Amicus Productions was an English production company created by American producers Milton Subotsky and Max Rosenberg. They produced feature length sci-fi and horror films, but they mainly specialized in anthology horror movies that were based off of EC horror comics. One notable feature length horror film that they produced was the atmospheric City of the Dead. Many of their contributions to sci-fi are fairly forgettable, though they did produce the first big screen version of Dr. Who.
Milton Subotsky came up with the idea of having multiple stories in one movie when he saw Dead of Night many years earlier. Once Subotsky joined forces with Max Rosenberg, it was time to begin their legacy in the world of anthology horror movies. Movies such as Creepshow, and televisions shows like Tales From the Crypt may not have ever been created had it had not been for the Amicus anthology films.
Each of their anthology films contained several short stories that took place in a frame story that would set up each of the segments. The stories are strange, creepy, and, at times, funny. The one thing that is certain is that they are always a lot of fun for those enjoy weird tales. They began their series of anthology movies with Dr. Terror's House of Horrors in 1964. In this film we are blessed with two of the actors that will show up in Amicus films over and over: Christopher Lee, and Peter Cushing.
In total, Amicus produced 7 anthology horror movies. After Dr. Terror's House of Horrors came Torture Garden, The House That Dripped Blood, Tales From the Crypt, Asylum, From Beyond the Grave, and Vault of Horror. As to be expected, some were better than others, but they all have entertainment value. Personally, my favorite of the series is The House that Dripped Blood because all of the stories are strong, the acting is good, and it does a good job of mixing some comedy into some of the stories.
After the anthology series was completed, Amicus produced a couple of feature length horror films, and a few sci-fi movies.

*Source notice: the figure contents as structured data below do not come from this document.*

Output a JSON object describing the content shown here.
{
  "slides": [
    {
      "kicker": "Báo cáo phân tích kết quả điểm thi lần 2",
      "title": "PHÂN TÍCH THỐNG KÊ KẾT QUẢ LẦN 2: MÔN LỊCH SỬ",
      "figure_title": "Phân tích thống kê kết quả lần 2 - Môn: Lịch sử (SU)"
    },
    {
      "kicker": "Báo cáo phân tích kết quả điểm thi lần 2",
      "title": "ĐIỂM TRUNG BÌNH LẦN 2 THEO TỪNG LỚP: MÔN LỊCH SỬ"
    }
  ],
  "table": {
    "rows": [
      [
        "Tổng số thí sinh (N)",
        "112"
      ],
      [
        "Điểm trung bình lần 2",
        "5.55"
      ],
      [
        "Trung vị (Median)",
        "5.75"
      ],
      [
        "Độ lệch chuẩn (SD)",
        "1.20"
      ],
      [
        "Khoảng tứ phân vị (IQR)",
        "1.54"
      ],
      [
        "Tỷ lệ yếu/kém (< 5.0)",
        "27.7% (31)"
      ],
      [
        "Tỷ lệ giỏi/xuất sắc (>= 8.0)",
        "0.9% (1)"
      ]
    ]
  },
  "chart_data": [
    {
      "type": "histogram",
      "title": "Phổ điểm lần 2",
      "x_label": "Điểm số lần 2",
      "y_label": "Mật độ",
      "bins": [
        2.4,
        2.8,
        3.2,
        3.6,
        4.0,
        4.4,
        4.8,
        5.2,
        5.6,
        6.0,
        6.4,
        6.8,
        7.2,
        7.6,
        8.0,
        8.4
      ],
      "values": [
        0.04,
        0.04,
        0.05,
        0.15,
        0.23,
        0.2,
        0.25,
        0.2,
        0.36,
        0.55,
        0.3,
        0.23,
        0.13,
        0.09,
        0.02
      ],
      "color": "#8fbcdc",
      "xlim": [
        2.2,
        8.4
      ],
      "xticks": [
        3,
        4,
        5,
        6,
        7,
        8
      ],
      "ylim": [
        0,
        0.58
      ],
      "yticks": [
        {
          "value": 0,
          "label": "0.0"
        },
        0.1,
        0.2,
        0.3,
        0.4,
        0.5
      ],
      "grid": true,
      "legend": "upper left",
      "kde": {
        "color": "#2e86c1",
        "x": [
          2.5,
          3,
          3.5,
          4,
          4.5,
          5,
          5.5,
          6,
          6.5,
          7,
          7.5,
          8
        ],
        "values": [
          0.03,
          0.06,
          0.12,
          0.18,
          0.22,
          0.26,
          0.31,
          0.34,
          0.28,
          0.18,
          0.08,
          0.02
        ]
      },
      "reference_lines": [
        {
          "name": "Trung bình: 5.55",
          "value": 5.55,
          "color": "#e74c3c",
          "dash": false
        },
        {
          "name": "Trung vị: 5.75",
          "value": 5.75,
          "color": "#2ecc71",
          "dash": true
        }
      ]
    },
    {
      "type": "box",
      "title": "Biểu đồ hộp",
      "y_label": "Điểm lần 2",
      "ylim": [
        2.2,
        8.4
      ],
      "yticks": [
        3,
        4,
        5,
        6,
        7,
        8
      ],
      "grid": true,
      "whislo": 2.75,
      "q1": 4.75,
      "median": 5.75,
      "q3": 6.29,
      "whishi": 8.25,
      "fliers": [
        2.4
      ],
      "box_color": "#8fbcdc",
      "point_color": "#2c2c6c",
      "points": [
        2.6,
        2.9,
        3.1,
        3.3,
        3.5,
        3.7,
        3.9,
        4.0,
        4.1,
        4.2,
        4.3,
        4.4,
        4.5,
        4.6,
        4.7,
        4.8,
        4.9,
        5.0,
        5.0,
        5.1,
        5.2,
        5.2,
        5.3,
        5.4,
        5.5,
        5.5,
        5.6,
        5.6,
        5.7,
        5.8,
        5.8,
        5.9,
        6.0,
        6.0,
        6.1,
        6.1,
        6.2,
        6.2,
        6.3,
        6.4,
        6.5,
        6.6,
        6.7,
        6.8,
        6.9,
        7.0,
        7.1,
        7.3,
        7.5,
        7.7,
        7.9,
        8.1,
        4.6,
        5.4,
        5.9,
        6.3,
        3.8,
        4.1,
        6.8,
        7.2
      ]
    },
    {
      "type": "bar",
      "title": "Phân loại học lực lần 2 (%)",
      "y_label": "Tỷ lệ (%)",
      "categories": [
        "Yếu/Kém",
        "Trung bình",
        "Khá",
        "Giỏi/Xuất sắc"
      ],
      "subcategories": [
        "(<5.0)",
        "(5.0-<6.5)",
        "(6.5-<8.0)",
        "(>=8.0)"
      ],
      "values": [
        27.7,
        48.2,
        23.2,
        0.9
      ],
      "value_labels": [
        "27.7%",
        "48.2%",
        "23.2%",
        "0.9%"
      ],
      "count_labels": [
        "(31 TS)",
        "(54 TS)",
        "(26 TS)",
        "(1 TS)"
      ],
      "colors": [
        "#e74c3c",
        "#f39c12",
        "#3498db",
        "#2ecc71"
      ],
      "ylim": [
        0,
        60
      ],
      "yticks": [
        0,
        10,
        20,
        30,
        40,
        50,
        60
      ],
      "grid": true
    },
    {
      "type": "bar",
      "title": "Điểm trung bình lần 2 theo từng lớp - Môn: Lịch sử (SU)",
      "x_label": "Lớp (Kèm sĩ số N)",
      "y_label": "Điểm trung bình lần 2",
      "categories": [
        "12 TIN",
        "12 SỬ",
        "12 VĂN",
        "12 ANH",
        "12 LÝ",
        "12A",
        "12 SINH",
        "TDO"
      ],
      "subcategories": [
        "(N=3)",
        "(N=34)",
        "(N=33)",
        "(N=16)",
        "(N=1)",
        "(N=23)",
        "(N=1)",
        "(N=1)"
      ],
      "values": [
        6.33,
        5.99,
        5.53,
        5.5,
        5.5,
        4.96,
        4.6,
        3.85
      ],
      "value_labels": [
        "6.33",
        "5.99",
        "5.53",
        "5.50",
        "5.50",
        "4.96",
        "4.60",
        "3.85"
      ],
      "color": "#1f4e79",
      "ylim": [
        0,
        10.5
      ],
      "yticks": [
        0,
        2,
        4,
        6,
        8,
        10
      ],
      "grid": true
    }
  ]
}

At the Earth's Core was an interesting addition to their catalog, though it's definitely not for everybody. They released their final film, The People That Time Forgot, in 1977, though Subotsky and Rosenberg would go on to produce respective projects. As far as I can tell, 1980's The Monster Club is not an Amicus production because Subotsky produced it by himself. It does, however, follow the same formula as the earlier films.
Luckily for those of us who enjoy the films of British horror studios such as Hammer and Amicus, there has been a rise in interest, as well as the availability of these films. You can find many Amicus films on DVD online. The Amicus anthology films are by far the most popular, and are especially easy to find. Check them out if you want to see some classic British horror movies.